Poll workers said of the 1,300 who are registered in the precinct less than forty had actually come out as of late morning.

Grove City College Political Science Professor Michael Coulter said there is simply not enough on the ballot to draw voters.

“If you are a Democrat, the only thing on the ballot is the lieutenant governor’s race, which isn’t interesting, truthfully,” Coulter said.

Coulter said it doesn’t get much better on the Republican side either as voters choose nominees to run against incumbent Governor Tom Wolfe and Senator Bob Casey.

Even the race for Congress hasn’t generated all that much interest.

“In general, these are really low-profile races right now,” Coulter said.

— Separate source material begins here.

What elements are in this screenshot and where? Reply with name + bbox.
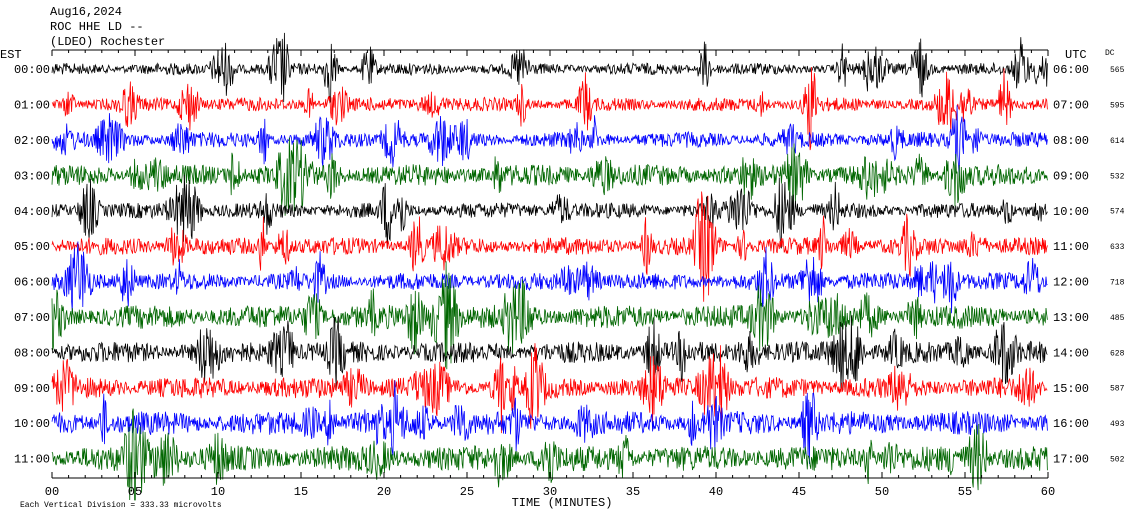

Some think the general election could draw voters upset about Pennsylvania’s gasoline taxes, which are 50 cents a gallon higher than in Ohio.

“We don’t travel that much anymore, but certainly the young folks that have to go to work or commute any distance, it’s a major thing,” said Irma O’Conner, voter.

Coulter expects to see a push by Democrats to get voters to the polls in hopes of retaking control of Congress in the fall, which is something that could push turnout figures higher than the 20 percent predicted for this primary.